Creado a instancias de Bernardino Rivadavia a principios del siglo XIX, el Museo Argentino de Ciencias Naturales fue el primero del país. Hoy tiene su sede definitiva en Parque Centenario.
“Este escritorio sobre el que trabajo era, además, del propio Ángel Gallardo”, dice Tubaro. “Y a tiro de brazo tengo un libro sobre caracoles escrito por el gran naturalista francés Jean-Baptiste Lamarck”, continúa, como un chico asombrado, a pesar de que ocupa ese cargo desde 2011 y trabaja en el museo desde hace más de 20 años.
Este sitio tan particular, enclavado en un parque en el corazón de Buenos Aires, es una especie de joya urbana cargada de naturaleza. El museo está compuesto de pequeños y grandes hallazgos que se amplían año tras año: todavía hoy sigue sumando piezas a su enorme colección gracias a la exploración e investigación permanente. “Hay tantas joyas que es injusto destacar una”, dice su director. “Tenemos al carnotaurus, que es un fósil que se encontró muy completo, lo cual es una rareza porque hasta se ha preservado la impronta de la piel; también tenemos un huevo de ave elefante de Madagascar, en perfecto estado, que llegó al museo a finales de la década del 20 de un argentino que no sabemos cómo lo consiguió”, enumera.
El Bernardino Rivadavia fue el primer museo del país.
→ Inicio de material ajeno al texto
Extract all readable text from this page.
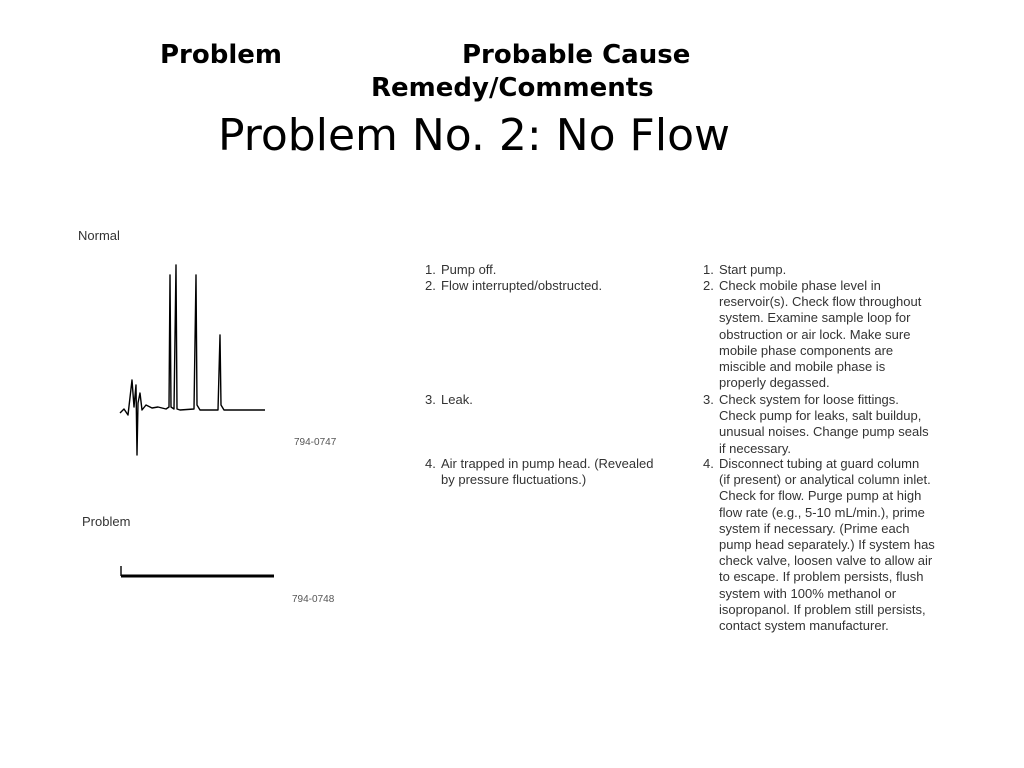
Problem	Probable Cause
Remedy/Comments
Problem No. 2: No Flow
Normal
794-0747
Problem
794-0748
1. Pump off.
2. Flow interrupted/obstructed.
3. Leak.
4. Air trapped in pump head. (Revealed
by pressure fluctuations.)
1. Start pump.
2. Check mobile phase level in
reservoir(s). Check flow throughout
system. Examine sample loop for
obstruction or air lock. Make sure
mobile phase components are
miscible and mobile phase is
properly degassed.
3. Check system for loose fittings.
Check pump for leaks, salt buildup,
unusual noises. Change pump seals
if necessary.
4. Disconnect tubing at guard column
(if present) or analytical column inlet.
Check for flow. Purge pump at high
flow rate (e.g., 5-10 mL/min.), prime
system if necessary. (Prime each
pump head separately.) If system has
check valve, loosen valve to allow air
to escape. If problem persists, flush
system with 100% methanol or
isopropanol. If problem still persists,
contact system manufacturer.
Sus orígenes se remontan a 1812, cuando Rivadavia invitó a las provincias a reunir materiales para “dar principio al establecimiento en la Capital de un Museo de Historia Natural”. Formalmente fue creado en 1823 y, desde entonces, pasó por diversas sedes: estuvo en el Convento de Santo Domingo, después en la Manzana de las Luces durante muchos años. El emblemático edificio de Parque Centenario se comenzó a construir a mediados de la década de 1920. La construcción, que demoró 10 años, tiene 14.000 m2 de superficie distribuidos en seis niveles y alberga las salas de exhibición, los espacios para las colecciones y los laboratorios.
“El edificio que se construyó es un 20% del proyecto original, que era una cosa extraordinaria”, revela Tubaro. La entrada principal no estaba pensada sobre la avenida Ángel Gallardo –por donde se ingresa actualmente–, sino desde el propio Parque Centenario. “Es decir, se iba a entrar desde ahí porque el parque estaba pensado como un espacio temático, con animales prehistóricos gigantes, esculturas de megafauna, una suerte de «Disney»... era una idea faraónica, magnífica”, detalla.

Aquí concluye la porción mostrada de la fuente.